La cantante asturiana consiguió un triunfo arrollador en el Campoamor ovetense con la ópera «L’elisir d’amore» de Gaetano Donizetti
Por Fermín de Pas.- Quince años después de su debut operístico con un papel modesto en «L’amico Fritz», Beatriz Díaz regresaba al escenario del coliseo capitalino para interpretar el rol protagonista de un «L’elisir d’amore» que terminó en una celebración por todo lo alto. En la última función, el tenor José Bros, que también festejaba el 25 aniversario de su presentación en el Campoamor, tuvo que bisar la famosa «Una furtiva lacrima», así que nada más ni nada menos que 40 años de éxitos ininterrumpidos se dieron cita sobre el escenario en la piel, esta vez, de Adina y de Nemorino.
Muchos han sido los logros artísticos de la soprano desde el 11 de noviembre de 2002, fecha que significaba el inicio de una andadura jalonada de triunfos sobresalientes, desde el primer premio del concurso internacional de canto «Francisco Viñas» hasta su revelación en el Festival de Salzburgo o la Ópera de Roma bajo la dirección de una leyenda viva de la música como Riccardo Muti, pasando por el teatro Carlo Felice de Génova y el teatro La Fenice de Venecia en donde cuajó una espléndida Musetta de «La bòheme» o por el Colón de Buenos Aires para bordar el famoso «O mio babbino caro» de la ópera «Gianni Schicchi» ante unos aficionados entregados en cuerpo y alma.
Bastaría con estas pinceladas biográficas para afirmar que Beatriz Díaz es por méritos propios la mejor soprano asturiana de la historia, incluso si omitiéramos que ha cantado en todos los grandes coliseos españoles –en el grancanario Pérez Galdós «desató una tormenta de bravos» por su papel de Micaela del título «Carmen»– y que es habitual en las temporadas del Teatro de la Zarzuela de Madrid, que tiene en sus filas a otro destacado asturiano, el excelente maestro Óliver Díaz, en la dirección musical del templo madrileño desde hace un año y quien regresó triunfalmente a casa para unirse a la fiesta y conducir con enorme brillantez este aclamado «Elisir» ovetense.
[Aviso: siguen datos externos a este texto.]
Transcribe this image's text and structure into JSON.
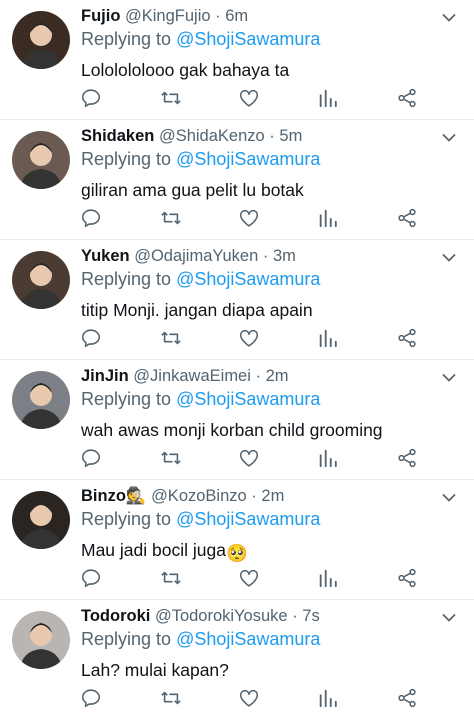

O si dejáramos de citar, en prueba de lucimiento, simpatía y versatilidad, que la cantante puso al público en pie en The Musashino Cultural Foundation de Tokio o que cuenta por sonoras ovaciones su participación como solista en la cantata «Carmina Burana», escenificada por La Fura dels Baus, en lugares tan dispares como Macedonia o Taiwán.
Para quienes hemos seguido de cerca su trayectoria, y volviendo otra vez sobre la obra que nos ocupa, resulta grato constatar que Beatriz Díaz ha forjado, muy seguramente, la actuación más redonda de su larga carrera de éxitos.
Dueña de una expresividad y musicalidad de primer rubro, su voz de terciopelo ha ganado en densidad sonora, transitando paulatinamente de la tesitura ligera a la tesitura lírica, pero manteniendo intacta la rica paleta de agilidades. Su esmaltado instrumento es un prodigio de dulzura, carnosidad, color y homogeneidad, con una «mesa di voce» mecida en un inabarcable abanico de matices que aletean en el aire expirado, asumiendo lo más difícil con exultante facilidad y atacando lo que parece imposible con gozosa verosimilitud. Los asombrosos «pianissimi» parecen venir del mundo sobrenatural, los agudos son claros y luminosos, los graves rotundos y rematados. De bien trabajada, la técnica vocal es sólidamente portentosa, y las dotes escénicas una pura delicia…
Estamos –digámoslo sin rodeos– ante una voz fastuosa en estado de exquisita plenitud y tras tres lustros de ascenso imparable en medio mundo, nuestra princesa del canto, cada día más soberana, afronta con deslumbrante madurez la coronación de su definitivo reinado.
Es por ello que la felicitamos con la mayor consideración y nos regocijamos con sumo contento.